Get accurate current measurements to your controller with a maximum duty cycle clamp

Today, regulatory agencies (EN/IEC61000-3-2) have legislation requiring units that draw power over 75 watts have a specified-level of harmonic content. This legislation was enacted to allow the maximum power to be transmitted over the power lines and to limit the harmonic content on these lines. The best method of meeting this requirement is having the current drawn from a power line closely following the shape of the incoming voltage. To meet these objectives, the use of a Power Factor Correction (PFC) circuit, which actively forces the input current to follow the line’s voltage, is one of the most desirable options. These circuits are quite complex in nature.

To accomplish this function of the PFC requires that the current be measured and be presented to the controller IC. In the higher power units this means large input currents. Since the currents are quite large, any voltage across a sense resistor will result in large power losses in the sense resistor. To avoid this, a current sense transformer is often used. This is put in series with the switch that is controlled by the PFC controller and can measure the current very accurately without dissipating much power. However there is a problem with this method of measuring the current when the controller demands duty cycles that approach 100%. Since the current transformer is a magnetic device the volts/seconds integral across the transformer over several cycles must sum to zero. Because of the inherent parasitic elements in the current transformer, it may not be able to reset (sum to zero) with very short off times. When this happens the transformer tends to walk up the magnetic flux curve and approach saturation. If this occurs, the information that the transformer is presenting to the controller becomes corrupted and can result in circuit failure. For this reason a maximum duty cycle clamp may be needed

PWM (pulse width modulated) converters, of which a PFC is one type, operate by turning a switch on and off with a controlled duty cycle. During the on time, energy is stored in a magnetic device and then during the off time, the magnetic device releases that energy.
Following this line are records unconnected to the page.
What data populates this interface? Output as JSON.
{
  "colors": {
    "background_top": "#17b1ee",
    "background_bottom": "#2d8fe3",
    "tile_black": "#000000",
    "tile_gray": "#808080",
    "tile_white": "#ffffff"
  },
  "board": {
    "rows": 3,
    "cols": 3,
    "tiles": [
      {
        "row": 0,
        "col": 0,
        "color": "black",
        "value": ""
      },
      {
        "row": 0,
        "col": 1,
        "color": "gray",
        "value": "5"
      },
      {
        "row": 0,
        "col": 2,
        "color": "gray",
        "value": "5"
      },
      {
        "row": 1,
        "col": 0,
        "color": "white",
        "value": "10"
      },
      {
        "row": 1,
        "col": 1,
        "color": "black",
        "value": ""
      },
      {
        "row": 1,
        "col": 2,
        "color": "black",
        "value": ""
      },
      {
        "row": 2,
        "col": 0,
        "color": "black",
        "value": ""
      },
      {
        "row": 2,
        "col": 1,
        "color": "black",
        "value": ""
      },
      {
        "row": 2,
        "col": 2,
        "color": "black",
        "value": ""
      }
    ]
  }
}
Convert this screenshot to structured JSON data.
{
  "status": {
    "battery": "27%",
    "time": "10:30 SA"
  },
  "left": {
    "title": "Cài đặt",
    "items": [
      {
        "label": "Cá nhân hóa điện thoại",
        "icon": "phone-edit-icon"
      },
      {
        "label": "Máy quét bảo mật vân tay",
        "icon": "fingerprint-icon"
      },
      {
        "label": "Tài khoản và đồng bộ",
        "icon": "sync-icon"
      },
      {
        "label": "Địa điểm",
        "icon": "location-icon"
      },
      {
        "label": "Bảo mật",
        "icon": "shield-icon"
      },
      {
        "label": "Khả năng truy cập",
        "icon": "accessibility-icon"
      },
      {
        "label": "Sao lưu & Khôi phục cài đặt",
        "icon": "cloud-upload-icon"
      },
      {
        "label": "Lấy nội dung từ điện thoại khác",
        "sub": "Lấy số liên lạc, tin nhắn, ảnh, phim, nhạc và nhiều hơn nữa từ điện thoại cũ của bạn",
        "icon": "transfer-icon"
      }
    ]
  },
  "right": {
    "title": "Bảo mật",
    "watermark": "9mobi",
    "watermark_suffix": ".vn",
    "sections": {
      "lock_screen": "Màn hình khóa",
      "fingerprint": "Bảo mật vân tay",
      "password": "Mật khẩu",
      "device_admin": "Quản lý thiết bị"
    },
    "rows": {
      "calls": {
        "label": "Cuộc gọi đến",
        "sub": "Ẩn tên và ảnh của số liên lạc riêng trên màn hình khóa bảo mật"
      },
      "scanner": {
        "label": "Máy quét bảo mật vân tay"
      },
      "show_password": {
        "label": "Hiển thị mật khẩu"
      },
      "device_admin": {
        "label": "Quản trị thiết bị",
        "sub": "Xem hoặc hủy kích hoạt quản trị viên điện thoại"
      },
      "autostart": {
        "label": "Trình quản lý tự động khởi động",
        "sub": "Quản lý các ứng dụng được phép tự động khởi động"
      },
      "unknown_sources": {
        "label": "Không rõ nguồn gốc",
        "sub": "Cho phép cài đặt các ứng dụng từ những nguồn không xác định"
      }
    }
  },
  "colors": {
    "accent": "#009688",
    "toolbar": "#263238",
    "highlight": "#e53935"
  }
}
The ratio of the maximum on time to the minimum off time is often controlled by the clock which is a ramp generator in most systems. The maximum on time is usually the time it takes to charge a capacitor with a voltage ramp and the minimum off time is the time it takes to discharge the ramp voltage. In the case of the UCC3817 these currents are set by two current sources controlled by a single resistor. The discharge current is designed to be a factor of 19 times the charge current.

In a PFC controller the duty cycle required for operation without distortion often approaches 100% so a 19 to 1 duty factor though it appears high is reasonable and if the current sensing is done resistively it is. If the current sensing is done with a current transformer and the frequency is high the current transformer may not be able to reset at maximum duty cycle.

The solution to this problem is to increase the mandatory off time which can be done by increasing the fall time of the ramp voltage thus insuring that the current transformer has sufficient time to reset. This may result in slightly higher crossover distortion but it should be acceptable.